In reading the question, and the answers, I'm kind of stunned by the vehemence of the NO case.
I've worked in software development for 25 years now, and I can say without any hesitation that programmers need a bunch of things to develop good code:
A REASONABLE development environment. Not dinosaur. Neither does it need to be bleeding edge. Good enough not to be frustrating.
A good specification (how much is done with NO written specification?)
Good and supportive management.
A sensible development schedule.
A good understanding of the users AND THE ENVIRONMENT the users will have.
Further, on this last point, developers need to be in the mindset of what the users will use. If the users have supercomputers and are doing atom-splitting simulations or something where performance costs a lot of money, and the calculations run for many hours, then thinking performance counts.
If the users have 286 steam powered laptops then developing and having developers do their development test on the latest 47 GHz Core i9000 is going to lead to some problems.
Those who say "give developers the best and TEST it" are partly right but this has a big MENTAL problem for the developers. They have no appreciation of the user experience until its too late - when testing fails.
When testing fails - architectures have been committed to, management have had promises made, lots of money has been spent, and then it turns into a disaster.
Developers need to think like, understand, and be in the zone of the user experience from day 1.
Those who cry "oh no it does not work like that" are talking out their whatsit. I've seen this happen, many times. The developers usual response is one of "well tell the CUSTOMERS to buy a better computer", which is effectively blaming the customer. Not good enough.
So this means that you have several problems:
Keep the devs happy and piss of the management, increase the chances of the project failing.
Use slower machines for development, with the risk of upsetting the devs, but keeping them focussed on what really matters.
Put 2 machines on the devs desk AND FORCE THEM TO TEST ON THE CLUNKER (which they wont do because it is beneath contempt.... but at least its very clear then if there are performance problems in test).
Remember batch systems and punch cards? People waited an hour or a day for turnaround. Stuff got done.
Remember old unix systems with 5 MHz processors? Things got done.
Techo-geeks love chasing the bleeding edge.
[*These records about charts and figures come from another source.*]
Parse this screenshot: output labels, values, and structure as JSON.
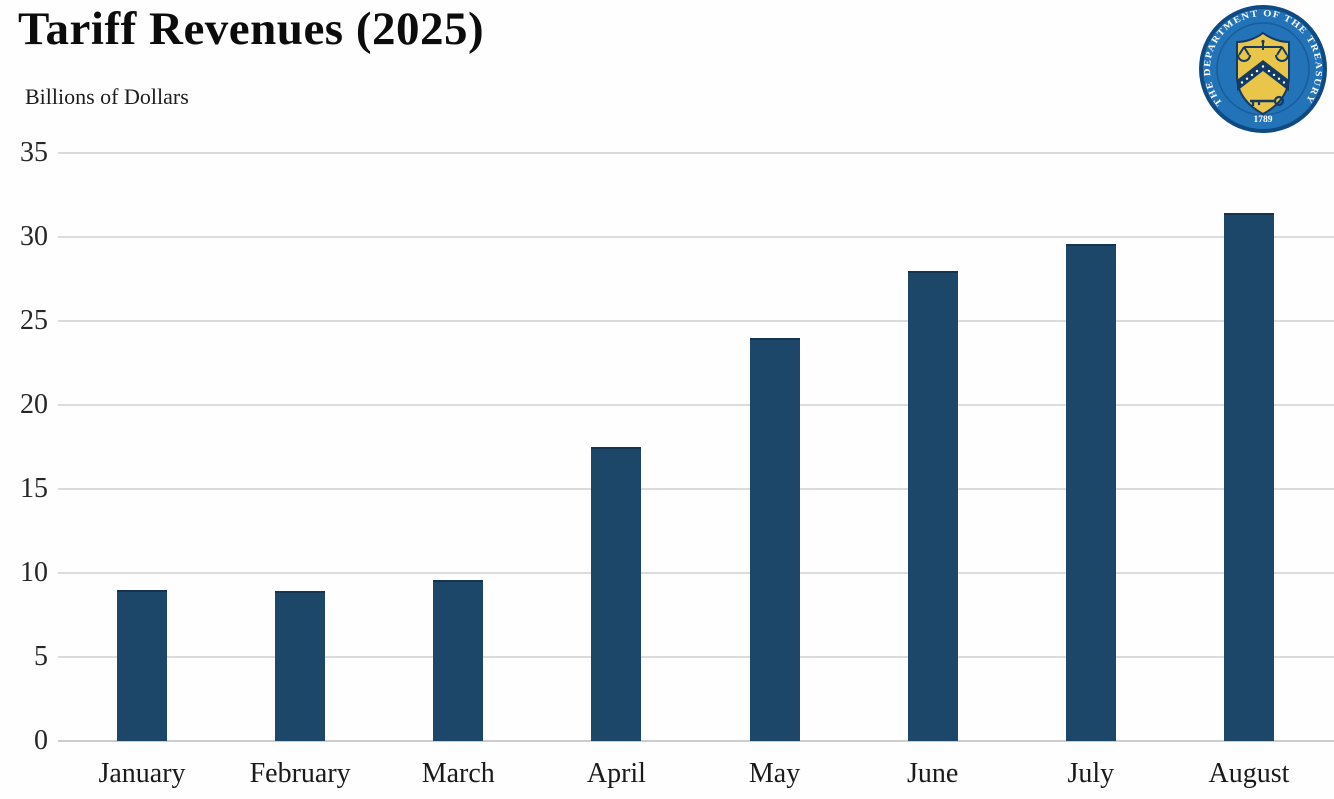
{
  "header": {
    "title": "Tariff Revenues (2025)",
    "subtitle": "Billions of Dollars"
  },
  "seal": {
    "ring_text": "THE DEPARTMENT OF THE TREASURY",
    "year": "1789",
    "colors": {
      "edge": "#0f4a82",
      "field": "#2273b8",
      "shield": "#e9c64a",
      "emblem": "#123a63",
      "text": "#ffffff"
    }
  },
  "chart_data": {
    "type": "bar",
    "title": "Tariff Revenues (2025)",
    "ylabel": "Billions of Dollars",
    "xlabel": "",
    "categories": [
      "January",
      "February",
      "March",
      "April",
      "May",
      "June",
      "July",
      "August"
    ],
    "values": [
      9.0,
      8.9,
      9.6,
      17.5,
      24.0,
      28.0,
      29.6,
      31.4
    ],
    "ylim": [
      0,
      35
    ],
    "yticks": [
      0,
      5,
      10,
      15,
      20,
      25,
      30,
      35
    ],
    "grid": "horizontal",
    "legend": "none",
    "bar_color": "#1d4769",
    "gridline_color": "#dcdcdc",
    "baseline_color": "#cccccc"
  }
}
This encourages tinkering, not thinking. Something I've had arguments about with more juniour developers over the years.... when I urge them to get fingers away from the keyboard and spend more time reading the code and thinking.
In development of code, there is no substitute for thinking.
In this case, my feeling is - figure out WHAT REALLY MATTERS. Success of the project? Is this a company making / killing exercise? If it is, you can't afford to fail. You can't afford to blow money on things that fail in test. Because test is too late in the development cycle, the impacts of failure are found too late.
[A bug found in test costs about 10x as much to fix as a bug found by a dev during development.
And a bug found in test costs about 100x as much to fix as that bug being designed out during the architectural design phase.]
If this is not a deal breaker, and you have time and money to burn, then use the bleeding edge development environment, and suffer the hell of test failures. Otherwise, find another way. Lower end h/w, or 2 machines on each desk.